Ya da “Kimsenin başındaki serpuş beni ilgilendirmez. Beş vakit namaz kılan sosyal demokrat olabilir.” sözleri herhalde yanlışlıkla ağzından çıkmış sözler değildir.
Yine Zaman gazetesine verdiği bir mülakatta Altı Ok’un lâiklik, devletçilik ve milliyetçilik ilkelerinin tekrar gözden geçirilmesi ve yorumlanması gerektiğini belirtti Ecevit.
Devletçilik ve milliyetçilik ilkelerinin 1930’lardaki katı uygulamasının bugün kabul edilemeceğini açıklayan Bülent Ecevit liberal ve İkinci Cumhuriyetçi fikirleri tekrarladı. Lâiklik ilkesinin uygulanmasında ise Atatürk’ün İnönü’den daha esnek olduğunu vurguladı.
Burada hedef İnönü değil, lâikliğin kendisidir. Tersine lâiklik ilkesi Atatürk hayattayken en tutarlı biçimde uygulanmış ve din istismarcılarına göz açtırılmamıştır. Ecevit burada açıktan Atatürk’e ve lâikliğe saldıramadığı için İnönü’yü hedef alarak taktik uygulamaktadır.
Ecevit’in sahte solculuğu
Ecevit 1980’den önce Türkiye’de Atatürkçü ulusal bir sol hareketin yükseldiği bir dönemde “Gerekirse Atatürk’ü bile reddi miras ederiz. Atatürk bir üstyapı devrimcisidir.” diyerek Türkiye’de sola en büyük ihaneti yapmıştır. Bu aynı zamanda Kemalizme de yapılan bir ihanettir.
Daha sonra “ortanın solu” politikasıyla CHP, soldan ve halkçılıktan koparılmıştır. Çünkü “ortanın solu” Ecevit’in tanımıyla, “Toplumun aşırı sola kaymasını önlemede sağdaki bütün akımlardan daha etkilidir.” Ecevit’in aşırı sol diye tarif ettiği Atatürkçü ve solcu kesimlerdir.

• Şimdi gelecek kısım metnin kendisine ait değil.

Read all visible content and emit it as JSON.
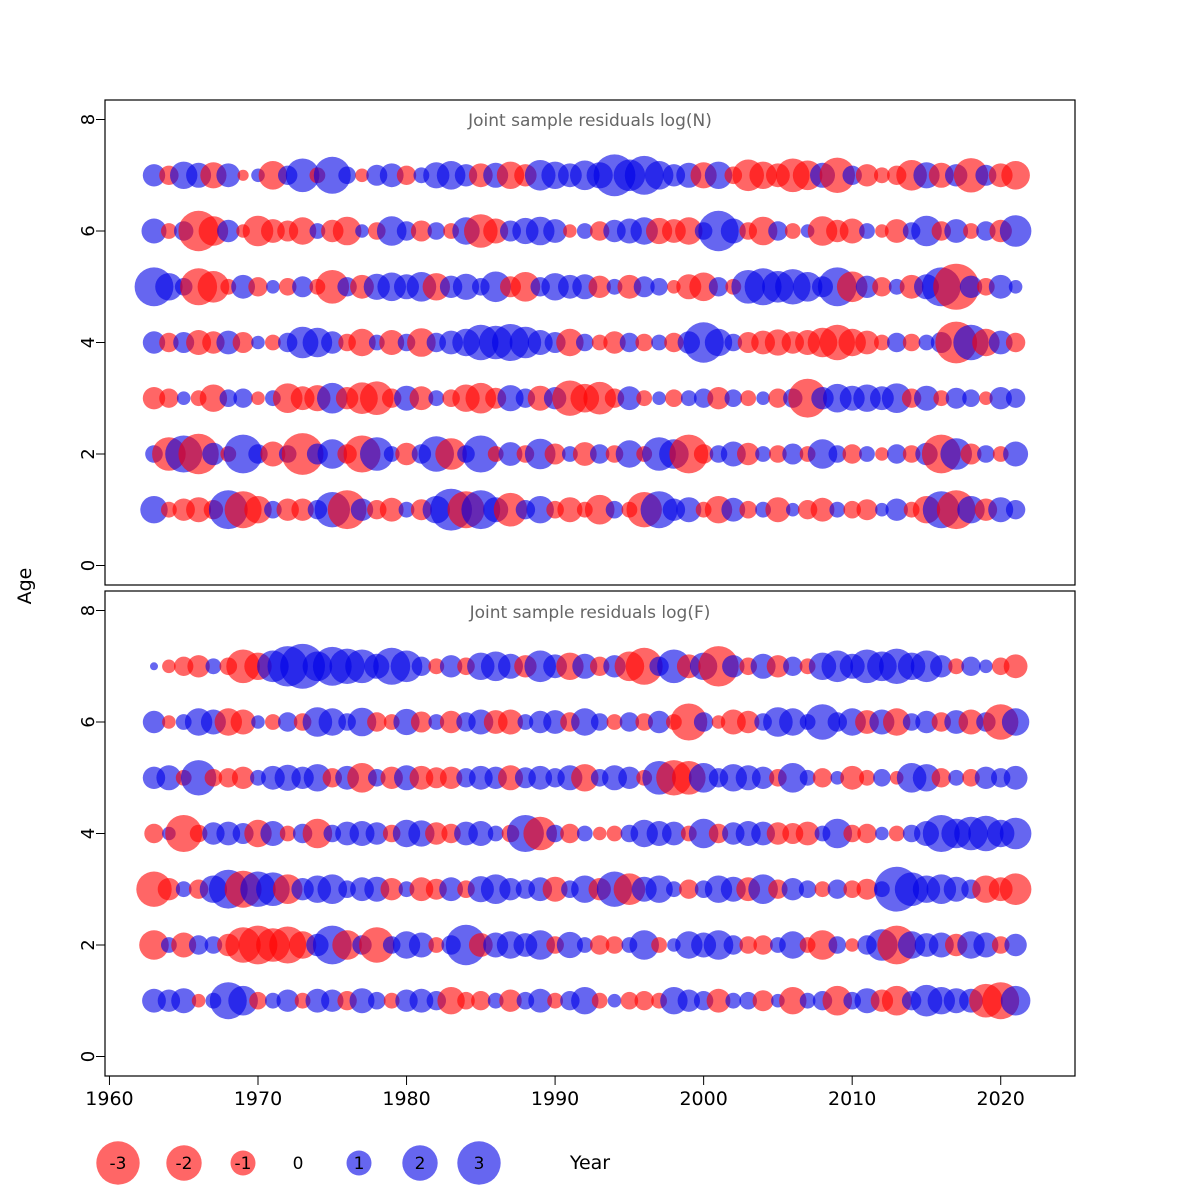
{
  "figure": {
    "ylabel": "Age",
    "xlabel": "Year"
  },
  "chart_data": {
    "type": "bubble",
    "x_axis": {
      "label": "Year",
      "ticks": [
        1960,
        1970,
        1980,
        1990,
        2000,
        2010,
        2020
      ],
      "range": [
        1960,
        2023
      ]
    },
    "y_axis": {
      "label": "Age",
      "ticks": [
        0,
        2,
        4,
        6,
        8
      ],
      "range": [
        0,
        8
      ]
    },
    "grid": "off",
    "colors": {
      "negative": "#ff0000",
      "positive": "#0000e6",
      "opacity": 0.6
    },
    "legend": {
      "position": "bottom-left",
      "values": [
        -3,
        -2,
        -1,
        0,
        1,
        2,
        3
      ],
      "labels": [
        "-3",
        "-2",
        "-1",
        "0",
        "1",
        "2",
        "3"
      ]
    },
    "years": [
      1963,
      1964,
      1965,
      1966,
      1967,
      1968,
      1969,
      1970,
      1971,
      1972,
      1973,
      1974,
      1975,
      1976,
      1977,
      1978,
      1979,
      1980,
      1981,
      1982,
      1983,
      1984,
      1985,
      1986,
      1987,
      1988,
      1989,
      1990,
      1991,
      1992,
      1993,
      1994,
      1995,
      1996,
      1997,
      1998,
      1999,
      2000,
      2001,
      2002,
      2003,
      2004,
      2005,
      2006,
      2007,
      2008,
      2009,
      2010,
      2011,
      2012,
      2013,
      2014,
      2015,
      2016,
      2017,
      2018,
      2019,
      2020,
      2021
    ],
    "panels": [
      {
        "title": "Joint sample residuals log(N)",
        "series": [
          {
            "age": 1,
            "values": [
              1.2,
              -0.4,
              -0.8,
              -1.0,
              -0.6,
              2.4,
              -2.2,
              -1.2,
              0.5,
              -0.8,
              -0.8,
              0.6,
              2.0,
              -2.4,
              0.8,
              -0.6,
              -0.9,
              0.4,
              -0.7,
              1.2,
              2.8,
              -2.2,
              2.4,
              1.0,
              -1.8,
              0.6,
              1.2,
              -0.5,
              -1.0,
              -0.4,
              -1.4,
              0.5,
              -0.4,
              -2.0,
              2.2,
              0.8,
              1.0,
              -0.4,
              -1.2,
              0.9,
              -0.5,
              0.4,
              -1.0,
              0.3,
              -0.6,
              -0.9,
              0.4,
              -0.5,
              -0.7,
              0.3,
              0.8,
              -0.4,
              -1.2,
              2.2,
              -2.4,
              1.2,
              -0.8,
              1.0,
              0.6
            ]
          },
          {
            "age": 2,
            "values": [
              0.5,
              -1.8,
              2.2,
              -2.6,
              0.8,
              -0.4,
              2.4,
              0.6,
              -1.0,
              0.5,
              -2.8,
              0.7,
              1.4,
              -0.6,
              -2.2,
              1.8,
              0.4,
              -0.8,
              0.6,
              2.0,
              -1.6,
              0.5,
              2.2,
              -0.4,
              0.9,
              -0.5,
              1.5,
              -0.7,
              0.4,
              -0.9,
              0.6,
              -0.5,
              1.2,
              -0.4,
              1.8,
              1.4,
              -2.4,
              -0.6,
              0.5,
              1.0,
              -0.8,
              0.4,
              -0.5,
              0.7,
              -0.4,
              1.4,
              0.5,
              -0.6,
              0.4,
              -0.3,
              0.6,
              -0.5,
              0.8,
              -2.4,
              1.6,
              -0.7,
              0.5,
              -0.4,
              1.0
            ]
          },
          {
            "age": 3,
            "values": [
              -0.8,
              -0.6,
              0.3,
              -0.4,
              -1.2,
              0.5,
              0.6,
              -0.3,
              0.4,
              -1.4,
              -0.9,
              -1.1,
              1.5,
              -0.8,
              -1.6,
              -1.8,
              -0.6,
              1.0,
              -0.9,
              0.4,
              -0.5,
              -1.2,
              -1.5,
              -0.7,
              1.1,
              0.6,
              -1.0,
              0.8,
              -2.0,
              -1.3,
              -1.7,
              -0.6,
              0.9,
              -0.4,
              0.3,
              -0.5,
              0.4,
              0.6,
              -0.8,
              0.5,
              -0.4,
              0.3,
              -0.6,
              0.6,
              -2.4,
              0.8,
              1.3,
              1.0,
              1.2,
              0.9,
              1.4,
              -0.6,
              1.0,
              -0.4,
              0.7,
              0.5,
              -0.3,
              0.8,
              0.6
            ]
          },
          {
            "age": 4,
            "values": [
              0.8,
              -0.6,
              0.7,
              -1.0,
              -0.8,
              0.9,
              -0.7,
              0.3,
              -0.4,
              0.6,
              1.6,
              1.4,
              0.8,
              -0.5,
              -1.2,
              0.4,
              -1.0,
              0.5,
              -1.3,
              0.6,
              0.9,
              1.2,
              2.0,
              1.8,
              2.2,
              1.6,
              1.0,
              0.7,
              -1.2,
              0.5,
              -0.4,
              -0.8,
              0.6,
              -0.5,
              0.4,
              -0.6,
              0.8,
              2.6,
              1.2,
              0.5,
              -0.7,
              -0.9,
              -1.1,
              -0.8,
              -1.0,
              -1.4,
              -2.0,
              -1.2,
              -0.9,
              -0.4,
              0.6,
              -0.5,
              0.4,
              0.7,
              -2.8,
              2.0,
              -1.2,
              0.9,
              -0.6
            ]
          },
          {
            "age": 5,
            "values": [
              2.4,
              1.2,
              0.5,
              -2.2,
              -1.6,
              -0.4,
              0.9,
              -0.6,
              0.3,
              -0.5,
              0.7,
              -0.4,
              -1.8,
              0.6,
              -0.9,
              1.1,
              1.3,
              1.0,
              1.4,
              -1.2,
              0.8,
              1.1,
              0.5,
              1.5,
              -0.7,
              -1.4,
              0.6,
              1.2,
              0.9,
              1.0,
              -0.8,
              0.4,
              -0.9,
              0.7,
              0.5,
              -0.3,
              -1.0,
              -1.3,
              0.6,
              -0.4,
              1.8,
              2.2,
              1.6,
              2.0,
              1.4,
              0.7,
              2.4,
              -1.5,
              0.8,
              -0.6,
              0.4,
              -0.9,
              1.0,
              2.4,
              -3.4,
              0.8,
              -0.5,
              0.9,
              0.3
            ]
          },
          {
            "age": 6,
            "values": [
              1.0,
              -0.4,
              0.6,
              -2.6,
              -1.4,
              0.8,
              -0.3,
              -1.5,
              -0.9,
              -0.7,
              -1.2,
              0.4,
              -0.8,
              -1.3,
              0.3,
              -0.5,
              1.4,
              0.6,
              -0.7,
              0.5,
              -0.4,
              1.2,
              -1.8,
              -1.0,
              0.7,
              1.1,
              1.3,
              0.9,
              -0.3,
              0.4,
              -0.6,
              0.8,
              1.0,
              1.2,
              -1.1,
              -0.9,
              -1.2,
              0.5,
              2.6,
              1.0,
              -0.5,
              -1.3,
              0.6,
              -0.4,
              0.3,
              -1.4,
              -0.8,
              -1.0,
              0.4,
              -0.3,
              -0.9,
              0.5,
              1.5,
              -0.6,
              0.9,
              -0.4,
              0.6,
              -0.8,
              1.6
            ]
          },
          {
            "age": 7,
            "values": [
              0.8,
              -0.6,
              1.2,
              1.0,
              -1.1,
              0.9,
              -0.2,
              0.3,
              -1.3,
              0.6,
              1.8,
              -0.4,
              2.2,
              0.5,
              -0.3,
              0.7,
              0.9,
              -0.6,
              0.4,
              1.1,
              1.3,
              0.8,
              -0.9,
              1.0,
              -1.2,
              -0.8,
              1.5,
              1.2,
              0.9,
              1.4,
              1.1,
              2.8,
              1.6,
              2.4,
              1.3,
              0.8,
              1.0,
              -1.1,
              1.2,
              -0.5,
              -1.6,
              -1.2,
              -0.9,
              -1.8,
              -1.4,
              1.0,
              -2.0,
              0.6,
              -0.8,
              -0.4,
              -0.6,
              -1.5,
              1.1,
              -1.0,
              0.8,
              -1.9,
              0.7,
              -0.9,
              -1.3
            ]
          }
        ]
      },
      {
        "title": "Joint sample residuals log(F)",
        "series": [
          {
            "age": 1,
            "values": [
              0.9,
              0.8,
              1.0,
              -0.3,
              0.4,
              2.2,
              1.4,
              -0.5,
              0.4,
              0.8,
              -0.4,
              0.9,
              0.8,
              -0.6,
              1.0,
              0.5,
              -0.4,
              0.8,
              0.9,
              0.6,
              -1.2,
              -0.5,
              -0.6,
              0.4,
              -0.8,
              0.5,
              0.9,
              -0.4,
              0.6,
              1.2,
              -0.4,
              0.3,
              -0.5,
              -0.6,
              -0.4,
              1.2,
              0.8,
              0.6,
              -0.9,
              0.4,
              0.5,
              -0.7,
              0.3,
              -1.2,
              0.4,
              0.6,
              -1.4,
              0.5,
              1.0,
              -0.8,
              -1.4,
              0.6,
              1.6,
              1.2,
              1.0,
              0.9,
              -1.8,
              -2.2,
              1.4
            ]
          },
          {
            "age": 2,
            "values": [
              -1.4,
              0.4,
              -1.0,
              0.6,
              0.5,
              -0.8,
              -2.0,
              -2.4,
              -1.8,
              -2.2,
              -1.2,
              0.8,
              2.4,
              -1.4,
              0.6,
              -2.0,
              0.5,
              1.2,
              1.0,
              -0.4,
              0.6,
              2.6,
              -0.9,
              1.0,
              1.2,
              0.9,
              1.4,
              -0.5,
              1.1,
              0.4,
              -0.6,
              -0.5,
              0.4,
              1.4,
              -0.4,
              0.3,
              1.2,
              1.0,
              1.4,
              0.6,
              -0.5,
              -0.6,
              0.4,
              1.2,
              -0.4,
              -1.4,
              0.5,
              -0.3,
              0.6,
              1.6,
              -2.4,
              1.2,
              0.9,
              1.0,
              -0.8,
              1.2,
              1.0,
              -0.5,
              0.8
            ]
          },
          {
            "age": 3,
            "values": [
              -2.0,
              -0.8,
              0.4,
              -0.6,
              1.2,
              2.4,
              -2.2,
              2.0,
              1.8,
              -1.4,
              0.8,
              1.2,
              1.4,
              0.5,
              0.9,
              1.0,
              -0.8,
              0.4,
              -0.9,
              -0.7,
              0.9,
              -0.5,
              1.1,
              1.4,
              0.8,
              0.6,
              0.9,
              -1.0,
              0.5,
              1.2,
              -0.8,
              2.0,
              -1.6,
              1.0,
              1.2,
              0.4,
              -0.6,
              0.5,
              1.2,
              1.0,
              -0.9,
              1.4,
              -0.6,
              0.8,
              0.5,
              -0.4,
              0.6,
              -0.5,
              -0.7,
              0.4,
              3.2,
              1.8,
              1.2,
              1.4,
              1.0,
              0.6,
              -1.2,
              -0.9,
              -1.6
            ]
          },
          {
            "age": 4,
            "values": [
              -0.6,
              0.3,
              -2.2,
              -0.5,
              0.8,
              0.9,
              0.7,
              -1.2,
              1.0,
              -0.4,
              0.6,
              -1.4,
              0.5,
              0.9,
              1.0,
              0.8,
              -0.5,
              1.2,
              1.1,
              -0.8,
              -0.6,
              0.9,
              1.0,
              0.4,
              -0.5,
              2.2,
              -1.8,
              0.5,
              -0.6,
              0.4,
              -0.3,
              -0.4,
              0.5,
              1.2,
              1.0,
              0.9,
              -0.4,
              1.4,
              -0.6,
              0.8,
              1.0,
              0.9,
              -0.8,
              -0.7,
              -0.9,
              0.4,
              1.4,
              -0.5,
              -0.6,
              0.3,
              -0.4,
              0.5,
              1.0,
              2.2,
              1.4,
              1.8,
              2.0,
              1.2,
              1.6
            ]
          },
          {
            "age": 5,
            "values": [
              0.8,
              1.0,
              -0.4,
              2.0,
              -0.5,
              -0.6,
              -0.8,
              0.4,
              0.9,
              1.1,
              0.8,
              1.2,
              -0.6,
              0.9,
              -1.4,
              0.5,
              -0.8,
              1.0,
              -0.9,
              -0.7,
              -0.8,
              0.6,
              0.9,
              0.8,
              -1.0,
              0.7,
              0.9,
              0.6,
              1.0,
              -1.2,
              0.5,
              1.0,
              0.8,
              -0.4,
              1.8,
              -2.0,
              -1.8,
              1.4,
              0.6,
              1.2,
              1.0,
              0.8,
              -0.5,
              1.4,
              0.4,
              -0.6,
              0.3,
              -0.9,
              -0.4,
              0.5,
              -0.3,
              1.4,
              1.2,
              -0.6,
              0.4,
              -0.5,
              0.8,
              0.6,
              0.9
            ]
          },
          {
            "age": 6,
            "values": [
              0.8,
              -0.3,
              0.4,
              1.2,
              1.0,
              -1.2,
              -1.0,
              0.3,
              -0.4,
              0.6,
              -0.5,
              1.4,
              1.2,
              0.5,
              1.3,
              -0.6,
              -0.4,
              1.1,
              -0.7,
              0.4,
              -0.8,
              0.6,
              1.0,
              -0.9,
              -1.0,
              0.4,
              0.8,
              0.9,
              -0.6,
              1.2,
              0.5,
              -0.4,
              0.6,
              -0.5,
              0.8,
              -0.4,
              -2.2,
              0.6,
              -0.3,
              -1.0,
              -0.8,
              0.5,
              1.4,
              1.2,
              0.4,
              2.0,
              0.6,
              1.2,
              -0.9,
              1.0,
              -1.2,
              0.5,
              0.8,
              -0.6,
              0.9,
              -1.0,
              0.6,
              -2.0,
              1.2
            ]
          },
          {
            "age": 7,
            "values": [
              0.1,
              -0.3,
              -0.6,
              -0.8,
              0.4,
              -0.5,
              -1.8,
              -1.2,
              1.6,
              2.6,
              3.2,
              1.4,
              2.4,
              2.0,
              1.8,
              1.0,
              2.2,
              1.6,
              0.6,
              -0.4,
              0.8,
              -0.5,
              1.2,
              1.4,
              1.0,
              -0.8,
              1.6,
              0.9,
              -1.2,
              1.0,
              -0.6,
              0.8,
              -1.4,
              -2.2,
              0.6,
              1.8,
              -0.9,
              1.2,
              -2.6,
              0.8,
              -0.5,
              1.0,
              -0.8,
              0.6,
              -0.4,
              1.2,
              1.6,
              1.0,
              1.8,
              1.4,
              2.0,
              1.2,
              1.6,
              0.8,
              -0.4,
              0.6,
              0.3,
              -0.5,
              -0.9
            ]
          }
        ]
      }
    ]
  }
}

Kemalizmi “üretim ilişkilerini, sosyal yapıyı değiştirmeyen bir hareket olmadığı” gerekçesiyle devrim kabul etmeyen Ecevit, Atatürk’ün halkçılık programını değil, sermayenin teslimiyetçi liberal programını benimsemiştir.
IMF’nin memuru olan ve Ecevit’in Türkiye’ye getirip bakan yaptığı Kemal Derviş, 24 Ocak kararları hazırlanırken MESS Başkanı Özal’a yardım ediyordu. Aynı Derviş, daha 1978 yılında Ecevit’e danışmanlık için ABD’den getirildi..
Ecevit sol içindeki ikinci önemli misyonu ise bölücülüktür.
1990’ların başında solun kendini toparlaması için birlik çalışmaları sırasında hep ayrı bir baş olma yolunu seçen ve solda ciddi bir bölünme yaratan yine Ecevit’tir. Ve ne acıdır ki, Ecevit kendini CHP (yada SHP)’den ayırırken “ulusal sol” kavramını kullanmıştır. Bu da onun gerçek ulusal sola verdiği zarardır.
Üçüncü Meşrutiyet’in mimarı Ecevit
Öyle bir “ulusal solcu”dur ki Ecevit, Başbakanlığı döneminde yakın tarihin Türk milleti için en karanlık tarihlerinden biri olan 3 Ağustos 2002 tarihinde AB Uyum Yasaları TBMM’den geçmiştir. Apo’yu idamdan kurtaran, azınlıklara geniş haklar sağlayan, Kürtçe TV ve yayına izin veren Ecevit ne kader ulusaldır ya da ne kadar solcudur?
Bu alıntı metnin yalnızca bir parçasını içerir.